My sobriety date is January 2, 2003. I hope I never change it because it’s “one, two, three.” And that’s coooool. 🙂
I am mostly here to purge a little and don’t very much expect anyone to read this or care. While AA is what got me sober and what keeps me sober, I do not consider myself an AA spokesperson. Within this blog, I plan to keep myself anonymous and will try to avoid stating where I live or anything else that may reasonably identify me.
It’s also important to know that while I recognize that people get sober and stay sober a variety of different ways, AA is my way – and that I’m not here to “convert” people.
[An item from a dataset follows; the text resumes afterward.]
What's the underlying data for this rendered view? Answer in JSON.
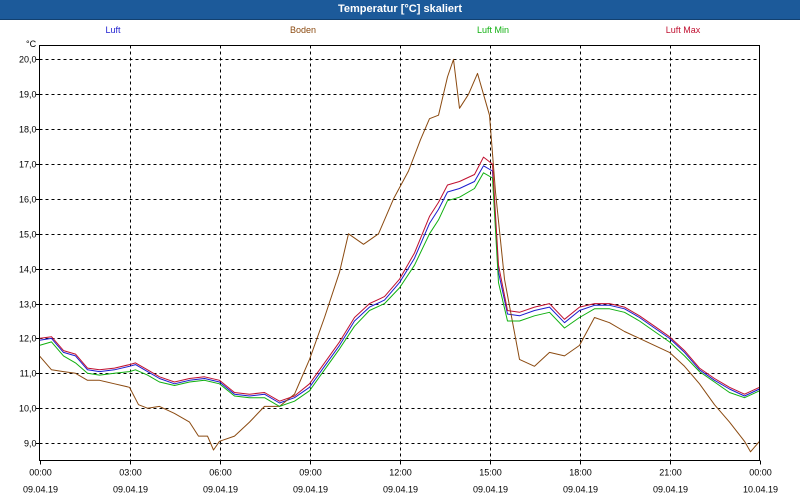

I also feel that it must be said that if I should relapse – and I don’t plan to today – then it’s important to remember that AA never failed me. In that case it would be ME who failed me, and that I would have failed myself by no longer doing the things that worked.
If a person goes off their diet, no one jumps to the conclusion that the diet didn’t work. If someone who is mentally ill stops taking their medicine, no one blames the medicine for “not working.” However, many will jump to the conclusion that Alcoholic’s Anonymous doesn’t work. This is why I’m protecting my identity. It’s not out of shame or any other sordid thing.
I have a sponsor. I have a home group. I attend a step meeting. I have gratitude. I pray. I work the steps. These things not only keep me sober, but improve the quality of my life.
I have a boyfriend from the program who I love very much and we now live together. I have a son who I love most dearly. My boyfriend’s grandchildren are one of the most precious additions to my life. I never dreamed I could have such a beautiful family and I never imagined having one so big. I’m very lucky. I like my job. Life is pretty good. It’s as good today as it was bad some years ago.